Saturday, March 29, 2008

Attacking Insects with Natural Insecticides

Some people have the mistaken idea that all insects are bad. An abnormal paranoia of anything that creeps and crawls or slithers can sell a lot of chemicals and natural insecticides. The market feeds off people's fear of insects. Parents teach their children to be leery of insects. While it's true that there are many insects that can cause harm, they usually do so as a way to protect themselves and preserve their species.

Attacking all insects is irrational. It would cause a huge imbalance in nature if we didn't have insects. It's even necessary to feed off the predatory insects to keep the insect population under control.

If you need to attack insects, at least do nature the justice of attacking the ones that are only a threat to you or your plants' survival or health. People who are allergic to certain insects have little choice but to rid their homes and property of them. A wasp or bee sting could put some people in the hospital.

Some insects that are beneficial and do not cause harm to us will cause harm in some form to our plants. Butterflies are beautiful creatures, but gardeners and fruit crop growers may not appreciate their caterpillars! Beneficial insects that don't hurt us or our crops are ladybugs and some species of wasps. Honeybees can sting when threatened, but without honeybees, our honey supply would suffer. People aren't the only ones who benefit from honey. Insects and other animals benefit as well.

If you must attack insects, natural insecticides can be safer for our environment than the chemical poisons that line the shelves of our stores. Natural insecticides are made from oils, flowers, seeds, and sometimes even bacteria.

Neem comes from the Indian lilac tree. It prevents feeding and is a growth regulator. Pyrethrum is one of the most popular natural insecticides for attacking insects. It is used to paralyze and must be applied directly. It's contained in many pet shampoos for flea and tick control. Nicotine is well known as a tobacco product, seen mostly in a negative light because of the harm it causes lungs when smoked. It can also help control some insects. Rotenone and sabadilla dust can be considered exotic natural insecticides because they are made from plants that exist in other countries. Sabadilla can wreak havoc on a honeybee population, though, and is a short-term insecticide.

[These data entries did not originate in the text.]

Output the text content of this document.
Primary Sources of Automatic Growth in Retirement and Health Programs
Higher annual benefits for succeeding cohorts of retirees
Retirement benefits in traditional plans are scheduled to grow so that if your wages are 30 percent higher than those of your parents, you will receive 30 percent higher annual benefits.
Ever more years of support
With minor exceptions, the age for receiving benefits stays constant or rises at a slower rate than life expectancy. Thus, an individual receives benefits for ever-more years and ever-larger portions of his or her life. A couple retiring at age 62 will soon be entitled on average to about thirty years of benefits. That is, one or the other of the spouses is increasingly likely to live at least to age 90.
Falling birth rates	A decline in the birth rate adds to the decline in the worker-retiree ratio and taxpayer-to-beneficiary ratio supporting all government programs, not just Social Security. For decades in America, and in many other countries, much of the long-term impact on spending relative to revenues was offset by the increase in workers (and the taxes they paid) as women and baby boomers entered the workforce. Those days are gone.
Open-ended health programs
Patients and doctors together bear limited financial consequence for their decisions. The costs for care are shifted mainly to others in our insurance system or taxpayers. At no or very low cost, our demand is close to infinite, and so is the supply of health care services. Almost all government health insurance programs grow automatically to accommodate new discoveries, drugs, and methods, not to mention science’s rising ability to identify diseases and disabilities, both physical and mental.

Boric acid has been used for many years to help control nasty little roaches. Ants have been an age-old problem because of their ability to bite and take over our kitchens. Wasps that do sting cause allergic reactions, fear in small children and many adults because of their aggressive nature. People usually use some form of spray to attack them so they don't have to get too close and risk their painful stings. They've been attacked by hairsprays and soap solutions.

People who live in rural areas can be quite creative in their attempts to attack insects with homemade insecticides. Some say cinnamon placed around a central air unit can keep the ants from entering and invading the points used to help run the units. Whatever your preferred method of attack, please be sure to use caution and consideration.